Een vierde groep van alternatieven zijn de andere verkeersmodi. Er wordt in de inspraak gepleit voor alle andere modi, te beginnen met de weg, dus vrachtverkeer of tankwagens, en ook voor de spoorweg en de binnenvaart. De experten pleiten voor een multimodale benadering waarin binnenvaart en leidingen een duidelijke complementaire plaats hebben. Om een energietransitie en de transitie naar een CO2-neutraliteit waar te maken, zullen we dus verschillende modi nodig hebben. Ten slotte zijn er de inspraakreacties waarin gepleit wordt om andere technologie te ontwikkelen en toe te passen. Daar zijn verschillende varianten van. Ik probeer het te duiden met twee voorbeelden. Er wordt gepleit om leidingen aan te leggen op de bodem van het Albertkanaal. Anderen verwijzen naar de kanaaltunnel, dus een grote geboorde koker. Zonder hierop al te willen vooruitlopen, lijken deze naar technische haalbaarheid niet evident. Het voorbeeld van het Albertkanaal zou de scheepvaart in het gedrang brengen. Het is dus allemaal zeer complex.

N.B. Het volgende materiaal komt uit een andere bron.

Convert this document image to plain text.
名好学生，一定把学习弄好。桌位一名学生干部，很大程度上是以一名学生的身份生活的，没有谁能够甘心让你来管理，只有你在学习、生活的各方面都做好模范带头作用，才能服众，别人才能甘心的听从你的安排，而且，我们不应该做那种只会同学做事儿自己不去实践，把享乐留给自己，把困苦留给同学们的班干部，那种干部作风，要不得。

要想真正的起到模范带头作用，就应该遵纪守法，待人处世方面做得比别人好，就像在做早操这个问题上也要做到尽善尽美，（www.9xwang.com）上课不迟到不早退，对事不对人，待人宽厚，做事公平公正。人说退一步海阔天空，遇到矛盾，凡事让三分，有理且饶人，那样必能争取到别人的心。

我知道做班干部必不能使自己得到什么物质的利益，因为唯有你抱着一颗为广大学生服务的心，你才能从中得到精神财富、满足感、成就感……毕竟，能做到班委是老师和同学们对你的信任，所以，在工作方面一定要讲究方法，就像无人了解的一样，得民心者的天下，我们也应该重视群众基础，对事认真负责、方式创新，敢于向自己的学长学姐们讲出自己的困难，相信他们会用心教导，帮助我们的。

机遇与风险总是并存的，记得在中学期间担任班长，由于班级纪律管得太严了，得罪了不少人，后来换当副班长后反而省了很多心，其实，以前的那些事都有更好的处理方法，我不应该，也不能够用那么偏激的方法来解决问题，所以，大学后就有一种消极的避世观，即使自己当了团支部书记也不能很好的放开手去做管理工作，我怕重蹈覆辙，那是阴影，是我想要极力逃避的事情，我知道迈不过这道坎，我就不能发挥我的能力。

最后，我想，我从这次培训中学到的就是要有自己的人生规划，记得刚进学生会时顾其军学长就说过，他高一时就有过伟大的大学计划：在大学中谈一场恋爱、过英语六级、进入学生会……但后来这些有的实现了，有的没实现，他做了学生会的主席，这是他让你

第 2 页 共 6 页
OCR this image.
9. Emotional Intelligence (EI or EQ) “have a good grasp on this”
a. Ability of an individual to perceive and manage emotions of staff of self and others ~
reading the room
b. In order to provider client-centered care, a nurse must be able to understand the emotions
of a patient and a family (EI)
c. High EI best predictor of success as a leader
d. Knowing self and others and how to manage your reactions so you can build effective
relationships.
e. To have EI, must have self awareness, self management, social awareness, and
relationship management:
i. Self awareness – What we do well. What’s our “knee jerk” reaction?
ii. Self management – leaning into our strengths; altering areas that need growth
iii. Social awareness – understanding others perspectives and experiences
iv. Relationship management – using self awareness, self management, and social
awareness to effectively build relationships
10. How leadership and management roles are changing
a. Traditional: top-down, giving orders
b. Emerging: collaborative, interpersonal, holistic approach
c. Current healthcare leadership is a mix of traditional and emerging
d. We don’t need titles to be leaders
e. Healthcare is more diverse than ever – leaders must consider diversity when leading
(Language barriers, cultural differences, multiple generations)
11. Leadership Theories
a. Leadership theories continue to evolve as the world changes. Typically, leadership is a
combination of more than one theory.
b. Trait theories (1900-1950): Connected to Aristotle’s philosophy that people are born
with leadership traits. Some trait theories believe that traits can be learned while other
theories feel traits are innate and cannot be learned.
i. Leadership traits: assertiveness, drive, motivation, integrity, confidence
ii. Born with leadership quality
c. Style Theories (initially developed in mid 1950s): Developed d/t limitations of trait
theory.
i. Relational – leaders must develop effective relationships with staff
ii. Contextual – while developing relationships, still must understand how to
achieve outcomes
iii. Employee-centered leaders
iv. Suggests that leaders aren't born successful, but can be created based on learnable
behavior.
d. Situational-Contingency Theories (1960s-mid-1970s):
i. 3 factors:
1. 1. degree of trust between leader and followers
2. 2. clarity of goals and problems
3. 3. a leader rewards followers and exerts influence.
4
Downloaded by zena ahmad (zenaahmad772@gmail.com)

Dan kom ik tot het antwoord op uw derde vraag. Ik heb aan essenscia gevraagd of er interesse is. Essenscia heeft een bevraging gedaan bij zijn leden. Daaruit blijkt dat 40 procent van de bedrijven al gebruikmaakt van leidingen en een groei tot sterke groei verwacht de komende vijf tot tien jaar. Een derde van de bedrijven die nu nog geen gebruikmaakt van pijpleidingen, verwachtte wel dat binnen de vijf jaar te moeten doen in het kader van de modal shift. De helft van de bedrijven overweegt een transitie naar groene molecules voor de huidige productstromen en verwacht hierin een groei de komende tien jaar. 65 procent van de bedrijven overweegt om in de toekomst gebruik te maken van alternatieve groene-energiedragers. De meeste verwachten dat binnen de tien jaar. Dat is dus uit de bevraging naar voren gekomen. Ik zal dan ook verder met de sector bekijken wat men bijvoorbeeld bedoelt met groene molecules. Als gezegd wordt dat een derde van de bedrijven nog geen gebruikmaakt van pijpleidingen, betekent dat dan dat zij de switch zullen maken? Er zijn dus nog een aantal zaken die ik grondig met de sector verder moet bespreken vooraleer er begonnen wordt aan zo’n groot project.
Inhoudelijk deel ik de bezorgdheid dat een dergelijk project net niet mag leiden tot extra wegverkeer, integendeel, anders schiet het een deel van zijn doel natuurlijk voorbij. Het lijkt mij dat hiervoor garanties ingebouwd moeten worden. Dat zal ik samen met collega Peeters grondig bekijken. Ik denk dat het de evidentie zelf is dat we daar garanties inbouwen.
Dan kom ik tot uw laatste vraag. We hebben het een vorige keer al gehad over het belang van vergoedingen. Ik heb toen ook aangegeven dat we daar in het vervolgtraject verder aandacht voor zullen moeten hebben.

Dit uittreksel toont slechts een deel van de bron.